TWISH: Card split against Huskies ('75, '80)

Once upon a time, Stanford couldn’t give away a game in Husky Stadium. Not long after, wins anywhere against the Huskies became nearly impossible to come by. This Week in Stanford History remembers.

Oct. 18, 1975: Stanford 24, Washington 21

James Lofton’s career totals in a Stanford uniform: 16 receiving touchdowns, 68 catches, a 17.9 yards per-catch average…and two disastrous punts.

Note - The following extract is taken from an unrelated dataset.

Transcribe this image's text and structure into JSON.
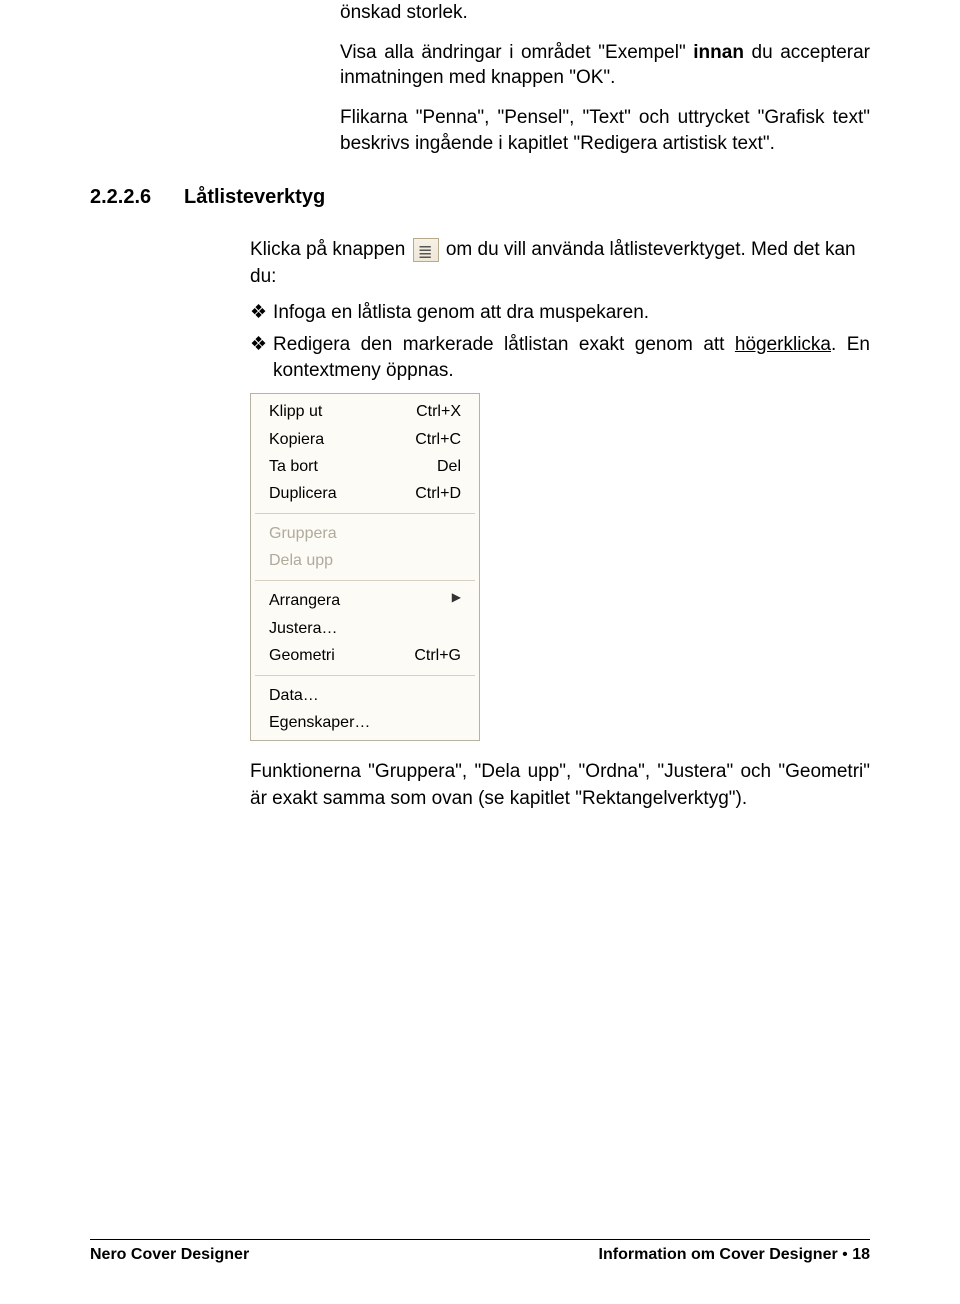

Wait a minute, James Lofton, the punter?

So it went when Stanford faced Don James for the first time. The reserve wide receiver found himself thrust into emergency punting duties. The results were every bit of what you’d expect from a third-string punter. As the Cardinal compiled what would be their last win at Husky Stadium for another 31 years, the Huskies blocked both of Lofton’s punts and returned each for touchdowns.

The trouble began with the Cardinal holding a 17-0 lead early in the third quarter. A pair of Mike Cordova touchdown runs alongside a Mike Langford field goal had Stanford seemingly in control. But with starting punter Mike Michel having suffered a hamstring injury on the afternoon and back-up punter Tom Lynn not available (NCAA rules at the time allowed teams to travel only 48 players), into the fray came the future Pro Football Hall of Famer.

“Sure, I was nervous,” he admitted at the time.

Lurking in the shadows was Bob “Spider” Gaines. Two years before joining Warren Moon as a Husky Rose Bowl hero, Gaines sneaked through for the block. The Huskies recovered in the end zone and the period ended with Stanford ahead by a 17-7 margin.

Defensive coordinator Jim Mora’s defense would allow no further points, and Stanford again sent in the punting unit during final quarter from its own 25. Again, it was Gaines snuffing Lofton’s kick and jumpstarting another special-teams score.

When Stanford’s next series went nowhere, coach Jack Christiansen sent in Langford in for the chore. He barely got his kick off for 34 yards. With the Card holding a precarious 17-13 edge heading into the final moments, to the rescue came one of defensive backs coach Willie Shaw’s prized pupils.

Rich Waters, the product of old Sunset High in Hayward, returned Chris Rowland’s offering 52 yards for a touchdown.

“You can bet we’ll be working on our punting game this week,” Christiansen said.

Oct. 18, 1980: Washington 27, Stanford 24

They say the ’60s ended at Altamont in 1970. Let’s argue Stanford football in the ’80s truly began with this crushing result.

A frustrating decade -- one bowl berth, eight sub-.500 records, and a legacy of football's importance de-emphasized on The Farm – truly began when the Cardinal played it too safe.

The game came down to the final 1:27. After battling back from a 24-7 second-quarter deficit, Stanford trailed 24-21 and faced fourth and two at the Huskies' nine yard-line. It was decision time after a memorable drive that had covered the length of the field, where the Card’s budding star of a quarterback unleashed his unparalleled skills.

You know “The Throw” a month later against USC, when John Elway scrambled all over the place before hitting Ken Margerum with a 46-yard laser over Ronnie Lott’s head? He victimized the Huskies with a more compact version of that highlight, heaving a diagonal dart across his body to Vincent White, who turned it into a 34-yard gain.

But a few plays later and facing a crucial choice, Paul Wiggin played for a tie. And while Ken Naber’s 26-yard attempt was good and knotted the score at 24-24, Washington stood ready to answer.

Quarterback Tom Flick calmly led the Huskies into field goal range. The march covered 72 yards before Chuck Nelson broke the deadlock, nailing a 25-yarder at the final gun.

The game short-circuited Stanford’s very realistic Rose Bowl hopes. The Cardinal (4-1, 1-1 coming in) joined the Huskies as a legit contender. Only five Pac-10 teams were eligible for postseason play that year. A variety of misdeeds had the Los Angeles and Arizona schools joining Oregon on Pac-10 probation.

The Huskies finished 9-2, a mark that would have won them the title no matter what. Stanford went 6-5 and stayed home for the holidays. It was a mere preview of what would follow.